US SEZs for The New Atomic Age:
Energy Innovation Zones
Energy is a fundamental instrument in nearly all things that humans find valuable. Over the past 200 years, there has been consistent growth in energy access per capita at an exponential rate of about 2% a year, mostly due to greater understanding and control over fossil fuels. However, since 1970, our growth in energy access has stagnated. This paper suggests a way to address this stagnation through a low-hanging fruit policy change: The “Energy Innovation Zone” (EIZ). This is a special jurisdiction that focuses on accelerating energy growth. This paper considers EIZs in the United States. We quantify the potential of advanced nuclear and geothermal power based on the extrapolation of historical data and the theoretical limits of each power source and then show that these sources are sufficient for accelerating energy growth.

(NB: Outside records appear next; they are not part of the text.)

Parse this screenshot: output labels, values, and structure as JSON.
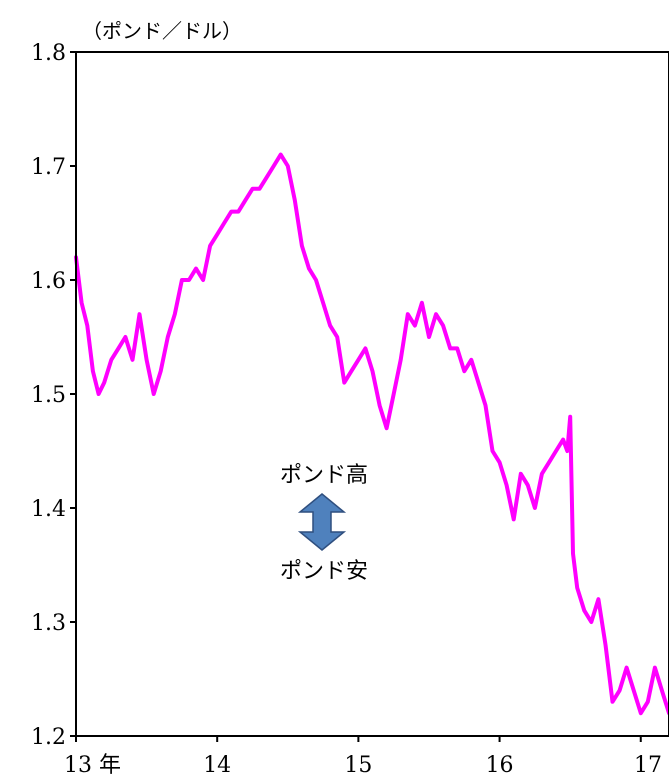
{
  "chart_data": {
    "type": "line",
    "y_unit_label": "（ポンド／ドル）",
    "ylim": [
      1.2,
      1.8
    ],
    "y_ticks": [
      {
        "value": 1.2,
        "label": "1.2"
      },
      {
        "value": 1.3,
        "label": "1.3"
      },
      {
        "value": 1.4,
        "label": "1.4"
      },
      {
        "value": 1.5,
        "label": "1.5"
      },
      {
        "value": 1.6,
        "label": "1.6"
      },
      {
        "value": 1.7,
        "label": "1.7"
      },
      {
        "value": 1.8,
        "label": "1.8"
      }
    ],
    "xlim": [
      2013.0,
      2017.2
    ],
    "x_ticks": [
      {
        "value": 2013,
        "label": "13 年"
      },
      {
        "value": 2014,
        "label": "14"
      },
      {
        "value": 2015,
        "label": "15"
      },
      {
        "value": 2016,
        "label": "16"
      },
      {
        "value": 2017,
        "label": "17"
      }
    ],
    "grid": false,
    "legend": "none",
    "annotations": {
      "up_label": "ポンド高",
      "down_label": "ポンド安"
    },
    "series": [
      {
        "color": "#ff00ff",
        "x": [
          2013.0,
          2013.04,
          2013.08,
          2013.12,
          2013.16,
          2013.2,
          2013.25,
          2013.3,
          2013.35,
          2013.4,
          2013.45,
          2013.5,
          2013.55,
          2013.6,
          2013.65,
          2013.7,
          2013.75,
          2013.8,
          2013.85,
          2013.9,
          2013.95,
          2014.0,
          2014.05,
          2014.1,
          2014.15,
          2014.2,
          2014.25,
          2014.3,
          2014.35,
          2014.4,
          2014.45,
          2014.5,
          2014.55,
          2014.6,
          2014.65,
          2014.7,
          2014.75,
          2014.8,
          2014.85,
          2014.9,
          2014.95,
          2015.0,
          2015.05,
          2015.1,
          2015.15,
          2015.2,
          2015.25,
          2015.3,
          2015.35,
          2015.4,
          2015.45,
          2015.5,
          2015.55,
          2015.6,
          2015.65,
          2015.7,
          2015.75,
          2015.8,
          2015.85,
          2015.9,
          2015.95,
          2016.0,
          2016.05,
          2016.1,
          2016.15,
          2016.2,
          2016.25,
          2016.3,
          2016.35,
          2016.4,
          2016.45,
          2016.48,
          2016.5,
          2016.52,
          2016.55,
          2016.6,
          2016.65,
          2016.7,
          2016.75,
          2016.8,
          2016.85,
          2016.9,
          2016.95,
          2017.0,
          2017.05,
          2017.1,
          2017.15,
          2017.2
        ],
        "y": [
          1.62,
          1.58,
          1.56,
          1.52,
          1.5,
          1.51,
          1.53,
          1.54,
          1.55,
          1.53,
          1.57,
          1.53,
          1.5,
          1.52,
          1.55,
          1.57,
          1.6,
          1.6,
          1.61,
          1.6,
          1.63,
          1.64,
          1.65,
          1.66,
          1.66,
          1.67,
          1.68,
          1.68,
          1.69,
          1.7,
          1.71,
          1.7,
          1.67,
          1.63,
          1.61,
          1.6,
          1.58,
          1.56,
          1.55,
          1.51,
          1.52,
          1.53,
          1.54,
          1.52,
          1.49,
          1.47,
          1.5,
          1.53,
          1.57,
          1.56,
          1.58,
          1.55,
          1.57,
          1.56,
          1.54,
          1.54,
          1.52,
          1.53,
          1.51,
          1.49,
          1.45,
          1.44,
          1.42,
          1.39,
          1.43,
          1.42,
          1.4,
          1.43,
          1.44,
          1.45,
          1.46,
          1.45,
          1.48,
          1.36,
          1.33,
          1.31,
          1.3,
          1.32,
          1.28,
          1.23,
          1.24,
          1.26,
          1.24,
          1.22,
          1.23,
          1.26,
          1.24,
          1.22
        ]
      }
    ]
  }
}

Then we summarize the current state of regulation of underutilized forms of energy production and show that this regulation explains most of the observed stagnation in energy growth. Next, we propose the idea and structure for the Energy Innovation Zone and point out specific statutes that would have the largest impact when relaxed or repealed in the special jurisdiction. Finally, we will conclude with an analysis of the political feasibility of such a proposal. We find that EIZs have the potential for large and long-term impact and are more feasible than other energy policy reform strategies.